Women are responsible for many inventions that are vital to public safety and have been saving lives for many years.
Here's a list of the top seven inventions by women that make our lives in the fire and EMS industry easier, safer and more efficient. And if we missed one, be sure to sound off in the comment section below.
1. Fire escape
Anna Connelly invented the fire escape in 1887. This device is essential to residents’ and first responders’ rescue efforts in the event of a fire.
2. Medical syringe
The medical syringe, which could be operated with only one hand, was invented by Letita Greer in 1899.

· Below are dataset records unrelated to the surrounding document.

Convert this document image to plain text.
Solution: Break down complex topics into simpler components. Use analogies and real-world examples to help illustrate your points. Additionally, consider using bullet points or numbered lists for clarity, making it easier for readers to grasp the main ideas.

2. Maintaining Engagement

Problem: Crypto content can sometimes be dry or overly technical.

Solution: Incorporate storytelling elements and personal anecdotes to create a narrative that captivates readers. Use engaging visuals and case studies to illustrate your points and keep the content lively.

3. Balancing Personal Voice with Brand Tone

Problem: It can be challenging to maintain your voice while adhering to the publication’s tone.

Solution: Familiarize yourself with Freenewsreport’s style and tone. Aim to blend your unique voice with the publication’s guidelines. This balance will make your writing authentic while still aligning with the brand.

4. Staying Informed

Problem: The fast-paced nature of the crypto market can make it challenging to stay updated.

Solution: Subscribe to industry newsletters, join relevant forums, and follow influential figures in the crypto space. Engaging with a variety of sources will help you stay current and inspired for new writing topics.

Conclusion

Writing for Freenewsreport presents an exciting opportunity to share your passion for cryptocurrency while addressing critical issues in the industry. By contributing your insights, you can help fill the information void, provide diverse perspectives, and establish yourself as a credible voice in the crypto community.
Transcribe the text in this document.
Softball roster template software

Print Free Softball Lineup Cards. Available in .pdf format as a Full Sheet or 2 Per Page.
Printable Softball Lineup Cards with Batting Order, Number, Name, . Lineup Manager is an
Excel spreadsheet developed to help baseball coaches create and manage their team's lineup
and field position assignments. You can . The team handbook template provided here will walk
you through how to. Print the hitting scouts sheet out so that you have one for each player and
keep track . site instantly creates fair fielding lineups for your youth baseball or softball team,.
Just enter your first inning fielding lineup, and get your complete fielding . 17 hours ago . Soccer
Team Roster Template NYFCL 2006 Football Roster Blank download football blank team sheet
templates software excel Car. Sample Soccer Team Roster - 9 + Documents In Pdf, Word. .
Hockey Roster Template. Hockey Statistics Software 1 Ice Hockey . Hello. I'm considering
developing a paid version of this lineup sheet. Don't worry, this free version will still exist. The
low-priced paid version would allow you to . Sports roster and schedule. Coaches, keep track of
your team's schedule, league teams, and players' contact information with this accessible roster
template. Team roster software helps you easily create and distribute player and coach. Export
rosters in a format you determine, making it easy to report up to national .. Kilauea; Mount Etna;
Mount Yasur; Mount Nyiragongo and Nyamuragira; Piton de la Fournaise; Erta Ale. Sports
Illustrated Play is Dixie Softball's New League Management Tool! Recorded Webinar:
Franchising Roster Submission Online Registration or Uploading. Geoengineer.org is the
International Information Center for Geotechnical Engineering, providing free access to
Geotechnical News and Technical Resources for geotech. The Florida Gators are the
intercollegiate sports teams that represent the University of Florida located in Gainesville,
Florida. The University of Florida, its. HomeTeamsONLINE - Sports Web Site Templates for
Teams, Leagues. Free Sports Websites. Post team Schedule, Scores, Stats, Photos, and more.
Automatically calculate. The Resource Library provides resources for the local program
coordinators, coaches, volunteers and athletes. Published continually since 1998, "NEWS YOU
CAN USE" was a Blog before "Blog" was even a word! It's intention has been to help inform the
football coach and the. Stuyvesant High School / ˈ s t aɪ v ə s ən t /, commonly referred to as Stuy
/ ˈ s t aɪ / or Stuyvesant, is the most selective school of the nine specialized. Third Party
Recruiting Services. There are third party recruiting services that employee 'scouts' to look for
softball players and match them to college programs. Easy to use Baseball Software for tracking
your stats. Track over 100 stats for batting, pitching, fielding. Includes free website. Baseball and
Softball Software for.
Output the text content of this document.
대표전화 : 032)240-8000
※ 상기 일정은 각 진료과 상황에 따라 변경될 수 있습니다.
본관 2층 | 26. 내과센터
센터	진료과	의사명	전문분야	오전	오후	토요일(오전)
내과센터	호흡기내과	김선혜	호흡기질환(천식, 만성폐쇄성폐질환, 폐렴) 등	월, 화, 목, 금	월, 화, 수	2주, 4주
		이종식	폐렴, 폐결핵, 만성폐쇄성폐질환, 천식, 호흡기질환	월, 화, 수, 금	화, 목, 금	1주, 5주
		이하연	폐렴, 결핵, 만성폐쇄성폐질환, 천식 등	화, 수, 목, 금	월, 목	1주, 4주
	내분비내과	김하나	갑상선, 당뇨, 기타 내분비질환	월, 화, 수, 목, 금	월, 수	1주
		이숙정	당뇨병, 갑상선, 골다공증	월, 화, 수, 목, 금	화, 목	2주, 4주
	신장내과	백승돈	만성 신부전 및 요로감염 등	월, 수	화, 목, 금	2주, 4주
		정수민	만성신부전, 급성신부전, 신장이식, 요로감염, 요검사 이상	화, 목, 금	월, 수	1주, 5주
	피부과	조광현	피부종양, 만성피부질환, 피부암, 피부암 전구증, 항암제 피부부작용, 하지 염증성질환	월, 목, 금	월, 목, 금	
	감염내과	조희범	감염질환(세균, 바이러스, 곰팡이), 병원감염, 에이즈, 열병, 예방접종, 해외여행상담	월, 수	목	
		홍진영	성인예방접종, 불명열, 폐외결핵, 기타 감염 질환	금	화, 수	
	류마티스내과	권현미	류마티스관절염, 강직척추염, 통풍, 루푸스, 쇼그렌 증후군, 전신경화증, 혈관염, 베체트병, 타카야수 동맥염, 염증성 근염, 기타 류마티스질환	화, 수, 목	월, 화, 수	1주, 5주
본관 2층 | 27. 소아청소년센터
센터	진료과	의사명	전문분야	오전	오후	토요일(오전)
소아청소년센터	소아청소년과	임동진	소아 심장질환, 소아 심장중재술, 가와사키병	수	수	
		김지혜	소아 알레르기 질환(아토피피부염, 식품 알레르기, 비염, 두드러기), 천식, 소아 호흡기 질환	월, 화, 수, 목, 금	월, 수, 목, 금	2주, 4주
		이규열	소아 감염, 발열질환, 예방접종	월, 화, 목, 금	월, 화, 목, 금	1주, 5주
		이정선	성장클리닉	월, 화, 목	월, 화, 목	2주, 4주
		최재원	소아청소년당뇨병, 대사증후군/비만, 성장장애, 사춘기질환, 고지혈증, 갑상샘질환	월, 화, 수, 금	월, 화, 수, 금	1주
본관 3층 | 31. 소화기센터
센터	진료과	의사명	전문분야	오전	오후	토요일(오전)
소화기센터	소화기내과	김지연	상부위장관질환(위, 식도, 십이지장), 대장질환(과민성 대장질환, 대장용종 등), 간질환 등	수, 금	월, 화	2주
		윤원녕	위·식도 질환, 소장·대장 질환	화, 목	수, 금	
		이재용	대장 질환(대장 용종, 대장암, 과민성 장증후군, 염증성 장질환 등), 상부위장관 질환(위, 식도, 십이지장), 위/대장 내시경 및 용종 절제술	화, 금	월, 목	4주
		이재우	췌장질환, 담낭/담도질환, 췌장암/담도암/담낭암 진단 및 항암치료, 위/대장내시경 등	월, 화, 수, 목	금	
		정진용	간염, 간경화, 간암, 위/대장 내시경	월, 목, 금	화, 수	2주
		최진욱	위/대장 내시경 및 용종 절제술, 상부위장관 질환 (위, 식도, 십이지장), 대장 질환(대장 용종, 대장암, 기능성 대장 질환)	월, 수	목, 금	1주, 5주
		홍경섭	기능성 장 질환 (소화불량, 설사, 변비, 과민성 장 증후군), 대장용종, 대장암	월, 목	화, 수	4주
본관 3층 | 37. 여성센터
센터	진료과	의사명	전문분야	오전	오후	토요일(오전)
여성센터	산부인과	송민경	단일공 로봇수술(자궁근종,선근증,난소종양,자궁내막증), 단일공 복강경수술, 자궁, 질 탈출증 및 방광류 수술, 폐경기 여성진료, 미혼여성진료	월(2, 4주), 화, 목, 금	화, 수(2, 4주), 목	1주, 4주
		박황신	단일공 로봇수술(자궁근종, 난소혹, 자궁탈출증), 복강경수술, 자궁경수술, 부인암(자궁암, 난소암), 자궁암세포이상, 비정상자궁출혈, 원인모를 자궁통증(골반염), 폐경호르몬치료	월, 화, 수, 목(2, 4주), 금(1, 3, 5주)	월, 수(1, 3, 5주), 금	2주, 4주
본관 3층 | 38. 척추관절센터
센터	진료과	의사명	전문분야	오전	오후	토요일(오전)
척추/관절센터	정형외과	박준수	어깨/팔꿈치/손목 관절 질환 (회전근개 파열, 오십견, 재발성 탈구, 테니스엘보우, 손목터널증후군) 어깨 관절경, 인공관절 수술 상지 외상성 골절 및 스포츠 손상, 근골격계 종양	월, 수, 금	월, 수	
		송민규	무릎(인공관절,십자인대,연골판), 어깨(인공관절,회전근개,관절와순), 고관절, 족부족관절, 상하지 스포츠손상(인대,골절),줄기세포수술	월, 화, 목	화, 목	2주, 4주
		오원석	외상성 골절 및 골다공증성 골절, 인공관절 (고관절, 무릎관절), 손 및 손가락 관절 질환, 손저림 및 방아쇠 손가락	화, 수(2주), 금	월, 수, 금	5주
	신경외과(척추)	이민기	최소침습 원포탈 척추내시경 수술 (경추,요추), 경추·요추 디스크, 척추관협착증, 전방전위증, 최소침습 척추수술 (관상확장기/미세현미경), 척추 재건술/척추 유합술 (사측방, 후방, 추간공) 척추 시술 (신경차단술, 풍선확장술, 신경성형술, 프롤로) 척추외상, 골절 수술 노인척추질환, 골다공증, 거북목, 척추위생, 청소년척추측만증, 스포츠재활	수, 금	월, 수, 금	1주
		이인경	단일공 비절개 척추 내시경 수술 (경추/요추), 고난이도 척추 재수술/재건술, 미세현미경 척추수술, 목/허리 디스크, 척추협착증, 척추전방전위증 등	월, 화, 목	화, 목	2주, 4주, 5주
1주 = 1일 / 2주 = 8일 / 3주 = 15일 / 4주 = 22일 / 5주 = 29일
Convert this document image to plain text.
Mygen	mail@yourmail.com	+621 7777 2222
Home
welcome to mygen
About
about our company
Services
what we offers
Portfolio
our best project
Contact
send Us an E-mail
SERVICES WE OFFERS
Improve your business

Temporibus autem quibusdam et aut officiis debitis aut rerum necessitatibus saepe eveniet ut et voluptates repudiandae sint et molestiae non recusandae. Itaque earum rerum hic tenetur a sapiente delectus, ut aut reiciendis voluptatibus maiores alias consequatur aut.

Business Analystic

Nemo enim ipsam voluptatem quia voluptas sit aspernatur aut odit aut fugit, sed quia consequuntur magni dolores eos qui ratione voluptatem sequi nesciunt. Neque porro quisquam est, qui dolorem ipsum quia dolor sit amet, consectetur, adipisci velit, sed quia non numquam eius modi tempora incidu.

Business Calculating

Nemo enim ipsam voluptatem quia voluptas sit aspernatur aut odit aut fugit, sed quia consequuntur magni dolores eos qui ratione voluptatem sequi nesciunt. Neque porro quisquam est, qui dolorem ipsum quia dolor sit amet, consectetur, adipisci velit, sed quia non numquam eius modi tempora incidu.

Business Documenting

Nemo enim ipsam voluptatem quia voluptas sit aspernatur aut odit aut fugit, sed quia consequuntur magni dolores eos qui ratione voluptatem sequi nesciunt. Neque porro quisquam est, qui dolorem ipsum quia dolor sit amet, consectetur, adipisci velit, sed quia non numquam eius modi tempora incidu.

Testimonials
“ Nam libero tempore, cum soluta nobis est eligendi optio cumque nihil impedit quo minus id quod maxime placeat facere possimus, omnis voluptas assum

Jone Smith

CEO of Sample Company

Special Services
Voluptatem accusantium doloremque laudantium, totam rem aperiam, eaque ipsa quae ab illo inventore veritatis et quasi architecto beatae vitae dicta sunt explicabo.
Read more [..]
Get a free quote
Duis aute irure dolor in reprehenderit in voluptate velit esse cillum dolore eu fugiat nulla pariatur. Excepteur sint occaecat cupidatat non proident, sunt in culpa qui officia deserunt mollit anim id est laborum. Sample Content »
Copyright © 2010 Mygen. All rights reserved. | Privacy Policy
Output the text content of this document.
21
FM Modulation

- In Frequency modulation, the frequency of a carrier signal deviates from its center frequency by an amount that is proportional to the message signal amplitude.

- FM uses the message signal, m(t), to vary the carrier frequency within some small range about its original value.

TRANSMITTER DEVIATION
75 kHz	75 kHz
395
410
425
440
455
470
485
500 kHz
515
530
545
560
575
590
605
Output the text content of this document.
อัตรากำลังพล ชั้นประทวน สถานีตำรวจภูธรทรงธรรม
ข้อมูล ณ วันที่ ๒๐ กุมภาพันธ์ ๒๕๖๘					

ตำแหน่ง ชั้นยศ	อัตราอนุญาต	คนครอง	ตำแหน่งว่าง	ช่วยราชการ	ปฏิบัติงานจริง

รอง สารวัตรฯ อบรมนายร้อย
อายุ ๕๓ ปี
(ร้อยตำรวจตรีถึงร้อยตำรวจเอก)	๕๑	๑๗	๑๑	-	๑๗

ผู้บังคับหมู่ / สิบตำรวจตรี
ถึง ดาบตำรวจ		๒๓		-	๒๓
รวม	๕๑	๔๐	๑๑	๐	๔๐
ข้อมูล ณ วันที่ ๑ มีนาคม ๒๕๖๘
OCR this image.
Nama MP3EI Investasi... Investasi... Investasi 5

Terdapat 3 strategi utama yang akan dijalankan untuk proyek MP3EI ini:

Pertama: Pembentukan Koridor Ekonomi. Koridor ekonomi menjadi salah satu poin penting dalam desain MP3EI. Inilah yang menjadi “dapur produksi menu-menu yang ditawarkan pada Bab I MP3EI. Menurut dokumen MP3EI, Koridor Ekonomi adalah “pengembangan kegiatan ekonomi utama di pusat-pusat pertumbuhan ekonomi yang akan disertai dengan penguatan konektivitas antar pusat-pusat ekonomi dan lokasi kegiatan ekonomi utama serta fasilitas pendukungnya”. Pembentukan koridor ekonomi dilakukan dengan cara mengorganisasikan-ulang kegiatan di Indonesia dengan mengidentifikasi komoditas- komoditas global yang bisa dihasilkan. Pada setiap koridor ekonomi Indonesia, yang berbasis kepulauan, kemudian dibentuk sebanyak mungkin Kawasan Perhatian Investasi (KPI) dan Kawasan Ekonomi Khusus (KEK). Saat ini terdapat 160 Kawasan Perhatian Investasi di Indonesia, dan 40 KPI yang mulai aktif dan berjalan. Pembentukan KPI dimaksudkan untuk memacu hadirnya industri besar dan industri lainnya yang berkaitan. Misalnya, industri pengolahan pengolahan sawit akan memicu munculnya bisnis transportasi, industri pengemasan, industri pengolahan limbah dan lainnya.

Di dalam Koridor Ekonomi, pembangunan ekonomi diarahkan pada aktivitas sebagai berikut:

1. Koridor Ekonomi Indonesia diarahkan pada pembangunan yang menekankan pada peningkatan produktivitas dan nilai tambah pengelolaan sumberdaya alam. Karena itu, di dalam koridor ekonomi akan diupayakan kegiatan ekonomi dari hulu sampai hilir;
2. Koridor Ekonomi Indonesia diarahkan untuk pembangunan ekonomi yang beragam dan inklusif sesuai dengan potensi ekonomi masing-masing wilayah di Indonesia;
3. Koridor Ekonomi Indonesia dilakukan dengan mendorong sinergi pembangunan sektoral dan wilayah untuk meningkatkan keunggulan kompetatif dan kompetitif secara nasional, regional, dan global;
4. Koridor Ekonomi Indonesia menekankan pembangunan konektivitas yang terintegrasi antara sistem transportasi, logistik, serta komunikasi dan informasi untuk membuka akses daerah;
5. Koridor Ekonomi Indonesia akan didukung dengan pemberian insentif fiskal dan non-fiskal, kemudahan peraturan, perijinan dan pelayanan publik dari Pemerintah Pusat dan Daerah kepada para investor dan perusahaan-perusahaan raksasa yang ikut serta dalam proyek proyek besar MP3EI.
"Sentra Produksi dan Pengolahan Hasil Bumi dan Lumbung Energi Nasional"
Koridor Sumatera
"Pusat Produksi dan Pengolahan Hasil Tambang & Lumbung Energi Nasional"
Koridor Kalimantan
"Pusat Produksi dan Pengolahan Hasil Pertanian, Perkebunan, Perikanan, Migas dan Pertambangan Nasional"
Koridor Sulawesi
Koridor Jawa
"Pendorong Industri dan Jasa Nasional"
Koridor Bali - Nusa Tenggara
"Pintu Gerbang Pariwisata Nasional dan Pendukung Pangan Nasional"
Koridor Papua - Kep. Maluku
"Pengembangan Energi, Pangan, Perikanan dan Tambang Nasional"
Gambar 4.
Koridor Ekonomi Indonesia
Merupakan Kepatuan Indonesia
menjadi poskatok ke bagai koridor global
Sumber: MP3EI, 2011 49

3. Wireless transmission technology
Hedy Lamarr, a famous film star, invented a communications system during World War II for radio-controlling torpedoes. The technology paved way for everything from Wi-Fi to GPS. The next time you’re en route to a call looking at your GPS system, you can thank Hedy.
4. Computer software
Dr. Grace Murray Hopper, a rear admiral in the U.S. Navy and computer scientist, invented COBOL — the first user-friendly business computer software system in the 1940s. Thanks to Dr. Hopper, her first user-friendly software program was later adapted by other computer scientists and eventually modified for fire and EMS programs.
5. Ballistic vests
There have been a lot of fire and EMS departments buying ballistic vests in light of attacks on first responders. Ballistic vests were created almost by accident by DuPont chemist Stephanie Kwolek in 1966. Kwolek was looking for a material for stronger tires and her team kept producing a chemical solution they were throwing away. Her teammates convinced her to weave it into a fiber — and just like that, Kevlar, the material in firefighter turnout gear and ballistic vests, was born.
6. Car heaters
In 1895, Margaret A. Wilcox thought there should be a way of warming motorists in their cars. After a series of experiments, she invented the first car heater that directed air from over the engine to warm motorists’ toes. We don’t know about you, but we’re thankful she invented the first car heater. Especially while riding the rig back from a winter fire.
7. Circular saw
Tabitha Babbitt, who worked as a weaver in 1810, saw men cutting wood with a pit saw — a two-handled saw that requires two men to pull it back and forth — and thought that was wasted energy. She created a prototype of the circular saw that was used in saw mills. She attached a circular blade to the spinning wheel so that every movement of the saw produced results. The circular saws firefighters use present-day is a powerful and effective rescue, forcible entry and ventilation tool.